WASHINGTON, D.C. (May 20, 2008) — McDermott Will & Emery is pleased to announce that Washington, D.C. partner Charles Work has been named among the Legal Times' 90 Greatest Washington Lawyers in the Last 30 Years. Mr. Work was listed among the top 30 visionaries, or lawyers whose foresight and hard work changed the business law in Washington, D.C. Nominees demonstrated exceptional service during the last 30 years the Legal Times has published.
"I am very honored to be recognized by the Legal Times as one of Washington's 30 visionaries," commented Mr. Work.
"We are proud of Chuck for all of his contributions to the legal community during his career.
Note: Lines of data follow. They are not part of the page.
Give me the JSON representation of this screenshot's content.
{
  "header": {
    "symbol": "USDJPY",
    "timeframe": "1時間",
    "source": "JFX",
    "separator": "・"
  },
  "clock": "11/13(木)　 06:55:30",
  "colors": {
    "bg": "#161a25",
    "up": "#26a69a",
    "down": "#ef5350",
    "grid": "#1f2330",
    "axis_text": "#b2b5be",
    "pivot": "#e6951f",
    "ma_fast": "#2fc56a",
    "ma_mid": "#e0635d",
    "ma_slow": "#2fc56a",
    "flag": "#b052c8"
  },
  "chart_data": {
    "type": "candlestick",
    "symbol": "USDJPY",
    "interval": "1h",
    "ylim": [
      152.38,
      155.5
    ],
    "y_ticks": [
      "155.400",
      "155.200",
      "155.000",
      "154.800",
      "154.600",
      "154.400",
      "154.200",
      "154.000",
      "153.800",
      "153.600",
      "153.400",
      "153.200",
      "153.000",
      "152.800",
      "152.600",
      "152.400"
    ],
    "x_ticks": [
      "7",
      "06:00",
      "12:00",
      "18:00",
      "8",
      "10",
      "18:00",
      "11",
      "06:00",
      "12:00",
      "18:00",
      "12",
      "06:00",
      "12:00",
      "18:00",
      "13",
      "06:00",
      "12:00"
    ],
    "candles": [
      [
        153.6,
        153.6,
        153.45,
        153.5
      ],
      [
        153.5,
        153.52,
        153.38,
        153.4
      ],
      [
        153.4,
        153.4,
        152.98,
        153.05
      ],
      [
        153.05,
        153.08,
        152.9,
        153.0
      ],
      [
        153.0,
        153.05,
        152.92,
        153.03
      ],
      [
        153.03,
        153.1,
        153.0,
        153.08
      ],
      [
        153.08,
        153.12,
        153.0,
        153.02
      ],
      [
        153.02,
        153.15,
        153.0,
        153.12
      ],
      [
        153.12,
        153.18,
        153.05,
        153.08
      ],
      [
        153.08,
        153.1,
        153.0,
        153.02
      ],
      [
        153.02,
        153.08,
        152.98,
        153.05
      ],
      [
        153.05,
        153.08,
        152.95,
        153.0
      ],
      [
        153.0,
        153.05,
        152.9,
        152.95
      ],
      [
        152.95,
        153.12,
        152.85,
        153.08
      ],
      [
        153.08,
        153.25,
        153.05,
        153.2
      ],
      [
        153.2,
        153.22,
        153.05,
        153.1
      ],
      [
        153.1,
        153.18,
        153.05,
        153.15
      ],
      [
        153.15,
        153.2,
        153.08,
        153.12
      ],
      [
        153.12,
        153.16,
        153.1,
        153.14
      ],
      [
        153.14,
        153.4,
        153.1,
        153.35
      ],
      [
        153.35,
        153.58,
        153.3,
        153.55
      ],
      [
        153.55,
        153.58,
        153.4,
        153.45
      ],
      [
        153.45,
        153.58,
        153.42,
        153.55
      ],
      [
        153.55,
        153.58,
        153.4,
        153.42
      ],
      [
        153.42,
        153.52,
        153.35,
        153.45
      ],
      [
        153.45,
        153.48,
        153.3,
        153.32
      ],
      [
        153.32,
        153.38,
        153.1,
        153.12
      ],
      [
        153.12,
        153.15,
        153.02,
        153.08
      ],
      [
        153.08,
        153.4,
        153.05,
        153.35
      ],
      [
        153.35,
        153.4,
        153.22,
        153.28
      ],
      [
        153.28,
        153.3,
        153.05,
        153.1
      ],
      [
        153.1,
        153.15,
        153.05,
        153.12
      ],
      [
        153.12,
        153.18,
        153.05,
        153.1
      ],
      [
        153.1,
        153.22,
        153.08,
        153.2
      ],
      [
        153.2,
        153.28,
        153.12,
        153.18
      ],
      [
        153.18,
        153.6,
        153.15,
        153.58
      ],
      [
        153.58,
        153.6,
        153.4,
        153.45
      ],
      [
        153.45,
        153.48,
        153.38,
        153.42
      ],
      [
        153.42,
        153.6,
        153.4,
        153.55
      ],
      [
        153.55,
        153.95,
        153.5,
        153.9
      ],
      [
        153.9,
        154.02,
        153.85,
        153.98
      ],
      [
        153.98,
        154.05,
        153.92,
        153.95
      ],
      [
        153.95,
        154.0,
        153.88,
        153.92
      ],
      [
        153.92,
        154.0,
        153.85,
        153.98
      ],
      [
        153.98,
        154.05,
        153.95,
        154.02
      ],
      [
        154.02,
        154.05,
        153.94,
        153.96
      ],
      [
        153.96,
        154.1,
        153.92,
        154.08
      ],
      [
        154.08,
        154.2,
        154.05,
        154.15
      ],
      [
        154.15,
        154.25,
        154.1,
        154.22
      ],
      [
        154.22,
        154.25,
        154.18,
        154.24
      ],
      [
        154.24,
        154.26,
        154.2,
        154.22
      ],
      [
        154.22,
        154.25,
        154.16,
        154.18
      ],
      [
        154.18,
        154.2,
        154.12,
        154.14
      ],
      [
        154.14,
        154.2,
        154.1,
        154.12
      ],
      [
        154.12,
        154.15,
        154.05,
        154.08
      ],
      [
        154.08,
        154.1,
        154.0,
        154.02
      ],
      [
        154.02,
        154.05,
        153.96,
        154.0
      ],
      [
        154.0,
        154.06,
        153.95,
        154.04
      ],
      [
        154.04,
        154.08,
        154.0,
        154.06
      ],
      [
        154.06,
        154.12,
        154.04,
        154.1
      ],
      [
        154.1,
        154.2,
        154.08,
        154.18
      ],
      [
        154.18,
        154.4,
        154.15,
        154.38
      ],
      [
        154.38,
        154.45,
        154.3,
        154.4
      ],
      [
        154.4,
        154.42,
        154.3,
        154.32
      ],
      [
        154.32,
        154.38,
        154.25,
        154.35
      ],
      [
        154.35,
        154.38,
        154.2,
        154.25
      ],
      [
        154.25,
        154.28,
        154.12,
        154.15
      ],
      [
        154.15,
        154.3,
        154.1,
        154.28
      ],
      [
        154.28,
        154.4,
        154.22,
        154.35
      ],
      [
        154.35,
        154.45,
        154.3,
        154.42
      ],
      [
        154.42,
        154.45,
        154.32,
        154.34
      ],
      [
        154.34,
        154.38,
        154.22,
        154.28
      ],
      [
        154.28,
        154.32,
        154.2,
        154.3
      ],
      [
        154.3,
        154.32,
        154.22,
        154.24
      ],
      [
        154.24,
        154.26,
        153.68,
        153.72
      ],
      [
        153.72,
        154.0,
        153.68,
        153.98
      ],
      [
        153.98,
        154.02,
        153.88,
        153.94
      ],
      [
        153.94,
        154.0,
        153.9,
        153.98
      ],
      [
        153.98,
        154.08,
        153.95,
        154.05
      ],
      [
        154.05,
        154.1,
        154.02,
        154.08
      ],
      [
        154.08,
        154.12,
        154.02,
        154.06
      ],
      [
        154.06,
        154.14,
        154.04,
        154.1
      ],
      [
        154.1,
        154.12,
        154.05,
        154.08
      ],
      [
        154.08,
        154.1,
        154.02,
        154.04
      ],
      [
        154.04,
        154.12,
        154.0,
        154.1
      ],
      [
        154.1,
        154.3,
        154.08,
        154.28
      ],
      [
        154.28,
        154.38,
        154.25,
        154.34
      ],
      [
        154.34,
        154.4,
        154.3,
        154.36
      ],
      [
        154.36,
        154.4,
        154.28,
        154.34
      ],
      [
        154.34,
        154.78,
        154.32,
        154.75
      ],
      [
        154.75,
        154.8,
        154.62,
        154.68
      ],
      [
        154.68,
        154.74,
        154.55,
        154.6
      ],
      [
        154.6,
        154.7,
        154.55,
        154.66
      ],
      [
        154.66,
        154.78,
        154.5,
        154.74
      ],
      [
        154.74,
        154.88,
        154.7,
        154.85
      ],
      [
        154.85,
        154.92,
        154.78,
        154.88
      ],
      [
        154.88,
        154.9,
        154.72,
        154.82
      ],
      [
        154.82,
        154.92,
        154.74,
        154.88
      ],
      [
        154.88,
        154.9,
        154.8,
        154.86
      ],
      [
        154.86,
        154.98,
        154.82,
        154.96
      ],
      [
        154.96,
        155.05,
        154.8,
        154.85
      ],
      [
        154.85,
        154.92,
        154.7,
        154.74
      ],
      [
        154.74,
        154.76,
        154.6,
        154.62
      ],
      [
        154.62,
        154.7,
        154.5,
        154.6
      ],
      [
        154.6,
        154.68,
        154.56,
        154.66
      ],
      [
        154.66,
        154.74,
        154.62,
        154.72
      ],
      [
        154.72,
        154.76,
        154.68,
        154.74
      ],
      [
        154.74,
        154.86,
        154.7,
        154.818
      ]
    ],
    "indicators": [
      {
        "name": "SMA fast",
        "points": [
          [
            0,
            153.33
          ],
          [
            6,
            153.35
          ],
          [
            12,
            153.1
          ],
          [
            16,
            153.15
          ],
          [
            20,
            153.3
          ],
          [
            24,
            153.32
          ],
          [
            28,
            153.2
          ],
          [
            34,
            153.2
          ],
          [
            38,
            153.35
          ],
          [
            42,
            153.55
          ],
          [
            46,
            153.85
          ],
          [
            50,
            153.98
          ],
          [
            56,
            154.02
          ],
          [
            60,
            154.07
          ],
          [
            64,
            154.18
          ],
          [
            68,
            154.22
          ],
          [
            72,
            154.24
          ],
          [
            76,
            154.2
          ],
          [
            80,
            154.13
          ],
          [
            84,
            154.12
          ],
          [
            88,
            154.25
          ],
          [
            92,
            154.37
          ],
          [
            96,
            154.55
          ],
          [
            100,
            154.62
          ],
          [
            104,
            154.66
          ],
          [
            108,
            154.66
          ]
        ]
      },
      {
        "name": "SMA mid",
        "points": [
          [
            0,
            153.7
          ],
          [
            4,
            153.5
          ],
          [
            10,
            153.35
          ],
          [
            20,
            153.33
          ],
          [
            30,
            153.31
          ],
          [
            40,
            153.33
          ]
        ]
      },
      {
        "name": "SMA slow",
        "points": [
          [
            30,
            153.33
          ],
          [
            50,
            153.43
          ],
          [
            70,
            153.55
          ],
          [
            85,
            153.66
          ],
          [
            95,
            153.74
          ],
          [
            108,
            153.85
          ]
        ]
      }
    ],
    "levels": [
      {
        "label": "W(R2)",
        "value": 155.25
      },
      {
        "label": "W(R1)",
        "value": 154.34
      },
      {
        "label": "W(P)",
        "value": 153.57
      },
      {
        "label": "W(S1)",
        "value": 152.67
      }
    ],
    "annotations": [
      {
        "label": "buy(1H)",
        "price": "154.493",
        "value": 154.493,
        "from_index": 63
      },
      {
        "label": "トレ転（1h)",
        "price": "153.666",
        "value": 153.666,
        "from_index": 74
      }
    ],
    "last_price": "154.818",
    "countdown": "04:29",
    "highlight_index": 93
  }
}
He has been committed to significantly contributing to the growth of McDermott and to delivering the highest quality legal services to his clients," commented Bobby Burchfield, co-head of the Washington, D.C. office.
The Legal Times notes that Mr. Work was one of the earliest firm leaders to embrace the concept of growth via lateral hiring. During his 14 years as partner-in-charge of the Washington, D.C. office, the office grew from 12 lawyers to 170, primarily through recruiting from other firms or government agencies. Mr. Work is the former head of the Firm's Litigation Department and the former head of the Firm's Regulation and Government Affairs Department.
Mr. Work is a former president of the D.C. Bar, a former deputy administrator of the Law Enforcement Assistant Administration (nominated by the President and confirmed by the Senate) and a former Assistant U.S. Attorney in the District of Columbia. In the U.S. Attorney's office, where he served for seven years, he concluded his career as chief of the Superior Court Division, the division responsible for prosecuting all local crime in the District of Columbia. In 1978, he received the Rockefeller Public Service Award for Administering Justice and Reducing Crime. Mr. Work served as the president's appointee to the D.C. Commission on Judicial Tenure and Disabilities, the body that reappoints and disciplines the judges of the District of Columbia from 1985 to 1999.